To this point I should like to add that my repeated plea to establish sick-camps in the regional labor office districts, instead of the mass deportation of the Easterners who are incapable of work, has so far not been answered. Hence I found it necessary to contact the Reichskommissar [Commissioner] for health and sanitation on this matter. In the session of the propaganda department called by State Counselor, Professor Boerger on the 17th of this month, the negative repercussions which will be caused in the native provinces by the recently planned return transports were referred to not only by the representatives of my agency, but particularly by the representative of the economic staff East, since such events interfere with the demands for labor and production in the rear military zones. Measures such as conscription, return of the sick or similar things not only impair the procurement and the legal validity of the executive orders of the compulsory-labor order released by me on Dec 19.41, but moreover endanger all the important war work in the occupied Eastern territories. This goes as well for the urban as for the rural procurement districts, where so far, thanks to the self-sacrificing activity of the leaders of the economic land bases, an atmosphere permitting productive work was created between the German administration and the native population, which now threatens to become lost. Even if I do not close my eyes to the necessity that the numbers demanded by the Reichs minister for weapons and ammunition as well as by the agricultural economy justify unusual and hard measures, I have to ask, due to the responsibility for the occupied Eastern territories which lies upon me, that in the accomplishment of ordered tasks such measures be excluded, the toleration and prosecution of which will some day be held against me, and my collaborators. In order to achieve this, and to bring into agreement the requirements given by the peculiar political situation of the Eastern territories with the measures of the commissions and the staffs of your agencies, I have empowered the Reichs commissioner for the Ukraine insofar as necessary to make use of his right, and to see to it that methods which run contrary to the interest of the conduct of the war and war economy in the occupied East be abolished.

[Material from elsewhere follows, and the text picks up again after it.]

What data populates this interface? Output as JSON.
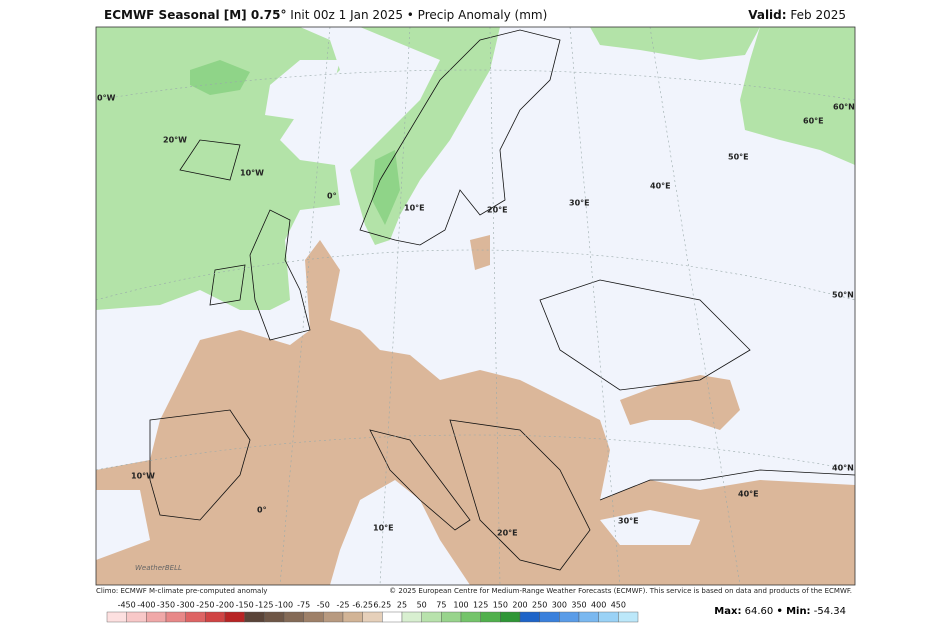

It appears strange to me, that in numerous cases which should have been discussed with the civil authorities, we only receive information through the police and other agencies. I am referring in this connection to the note of my standing representative of Nov. 11.42.—III wi 5—1231-3587—in which I asked for a discussion concerning the mutual cooperation, and especially on the position of your delegates, to which I have unfortunately never received an answer from you. With consultation of our mutual wishes, which you personally will certainly understand, it is unfortunately impossible for me to accept a co-responsibility for the consequences, which result from the recounted state of affairs.
I should not like to have informed you of this, without expressing my hope that in the interests of both of us, this condition will be terminated with the coming of the new year. I am personally convinced that you, dear Party member Sauckel, have the same desire. I assume that there will be an opportunity for discussion of this in the conference prompted by me on Jan. 11.43.
I am gratefully looking forward to your reports in this connection.
Yours,
signed: A. ROSENBERG
Extracts from the Secret Report on Morale by the Foreign Mail Censorship Post Berlin.
(Reg. No. 7328/42 secret Group VIII)
Selected letters from the occupied Eastern regions regarding the period from Sept. 11 to Nov. 10, 1942.
In the letters from the Ukraine a further sharp decline in the morale is pictured, and under the impact of an increased requisition of labor forces for the Reich, the Ukrainian population has been seized by a terrible fear.